Unfortunately, a recent investigation conducted by the Toronto Star found that only nine of 78 universities across the country had a special sexual assault policy, and none of Ontario’s 24 public colleges had one in place.
However, since that investigation was done, a sexual assault policy was drafted by the colleges.
According to a Dec. 23 article in the Toronto Star, “The presidents of 24 public colleges have voted to endorse a uniform policy that provides a clear path for victims of sexual violence and clearly outlines a school’s responsibility.”
They will spend the next two months consulting with local groups before finalizing policies at each school.”
Premier Kathleen Wynne recently toured colleges and universities in Ontario, and the prevention of sexual violence on campuses was one of the main concerns she heard from student groups.
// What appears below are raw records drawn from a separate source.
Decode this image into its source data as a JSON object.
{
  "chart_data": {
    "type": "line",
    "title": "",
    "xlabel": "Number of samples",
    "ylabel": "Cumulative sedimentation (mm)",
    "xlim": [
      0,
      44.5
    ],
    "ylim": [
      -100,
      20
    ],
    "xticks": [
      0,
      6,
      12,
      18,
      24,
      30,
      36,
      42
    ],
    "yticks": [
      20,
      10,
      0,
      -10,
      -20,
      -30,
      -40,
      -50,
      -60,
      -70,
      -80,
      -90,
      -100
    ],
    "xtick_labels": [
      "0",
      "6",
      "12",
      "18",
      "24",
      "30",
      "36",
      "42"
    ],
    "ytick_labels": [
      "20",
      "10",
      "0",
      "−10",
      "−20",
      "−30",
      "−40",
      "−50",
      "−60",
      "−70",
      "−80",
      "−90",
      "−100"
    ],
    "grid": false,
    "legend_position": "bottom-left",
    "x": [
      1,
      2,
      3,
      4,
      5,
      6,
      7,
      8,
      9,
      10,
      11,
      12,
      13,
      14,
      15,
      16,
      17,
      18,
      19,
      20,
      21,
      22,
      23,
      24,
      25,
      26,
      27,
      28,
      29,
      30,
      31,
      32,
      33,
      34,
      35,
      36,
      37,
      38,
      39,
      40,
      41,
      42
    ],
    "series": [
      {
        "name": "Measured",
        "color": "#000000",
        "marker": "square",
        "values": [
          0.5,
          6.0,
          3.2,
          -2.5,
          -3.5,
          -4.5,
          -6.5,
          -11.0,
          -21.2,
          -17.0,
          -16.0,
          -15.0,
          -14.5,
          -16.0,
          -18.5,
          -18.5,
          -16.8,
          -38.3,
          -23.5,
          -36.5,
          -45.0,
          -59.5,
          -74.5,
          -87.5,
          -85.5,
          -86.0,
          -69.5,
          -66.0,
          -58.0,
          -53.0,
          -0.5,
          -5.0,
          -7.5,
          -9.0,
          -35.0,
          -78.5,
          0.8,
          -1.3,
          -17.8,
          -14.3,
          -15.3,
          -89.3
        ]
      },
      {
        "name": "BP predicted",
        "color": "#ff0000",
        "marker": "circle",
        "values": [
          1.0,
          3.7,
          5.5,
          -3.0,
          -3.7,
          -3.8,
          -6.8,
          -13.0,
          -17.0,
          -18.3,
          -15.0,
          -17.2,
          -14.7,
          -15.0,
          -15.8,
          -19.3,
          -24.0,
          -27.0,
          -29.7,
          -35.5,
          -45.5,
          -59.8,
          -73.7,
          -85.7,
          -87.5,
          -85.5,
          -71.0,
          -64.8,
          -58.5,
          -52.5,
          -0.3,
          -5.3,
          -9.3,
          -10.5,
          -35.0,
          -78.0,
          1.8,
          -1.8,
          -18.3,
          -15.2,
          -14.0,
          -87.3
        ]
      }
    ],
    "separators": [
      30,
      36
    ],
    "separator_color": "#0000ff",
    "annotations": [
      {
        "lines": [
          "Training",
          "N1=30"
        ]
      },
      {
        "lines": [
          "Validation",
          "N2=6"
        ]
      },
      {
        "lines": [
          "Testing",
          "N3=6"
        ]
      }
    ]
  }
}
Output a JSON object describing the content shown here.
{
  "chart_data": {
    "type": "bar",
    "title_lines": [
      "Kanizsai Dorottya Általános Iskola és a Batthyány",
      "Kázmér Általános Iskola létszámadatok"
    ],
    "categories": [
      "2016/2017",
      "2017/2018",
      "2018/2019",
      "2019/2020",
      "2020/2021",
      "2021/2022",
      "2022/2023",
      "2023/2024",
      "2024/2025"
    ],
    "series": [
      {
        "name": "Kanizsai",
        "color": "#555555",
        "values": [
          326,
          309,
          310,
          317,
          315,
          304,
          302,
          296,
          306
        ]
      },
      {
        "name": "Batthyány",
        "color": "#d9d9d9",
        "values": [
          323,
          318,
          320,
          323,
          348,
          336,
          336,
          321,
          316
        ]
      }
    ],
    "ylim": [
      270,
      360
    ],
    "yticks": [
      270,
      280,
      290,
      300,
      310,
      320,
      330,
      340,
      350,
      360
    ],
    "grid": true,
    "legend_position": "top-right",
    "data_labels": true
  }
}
According to the Star article she told them, “At a very minimum I can say to you that I will expect that universities and colleges will involve their student body in a very meaningful way in the development of policies around sexual assault and sexual violence. I can hardly believe that we are still having this conversation and that there would still be students in this province who say we need to have these policies on our campuses and we need the university administration or the college administration to involve us in the policies.”
There should be greater awareness at colleges and protocols need to be established for responding to cases of sexual assault and violence. We need to protect the privacy of people who have witnessed a sexual assault or have learned about a sexual assault. Victims throughout the province should have immediate access to 24-hour emergency hotline services.
We as Canadians should band together to provide support to victims of sexual assault, and also try to put an end to sexual violence, including on post-secondary campuses, by looking out for one another and being vocal about this particular issue.
These steps are necessary to ensure the safety of women at Canadian post-secondary institutions.
The views herein represent the position of the newspaper, not necessarily the author.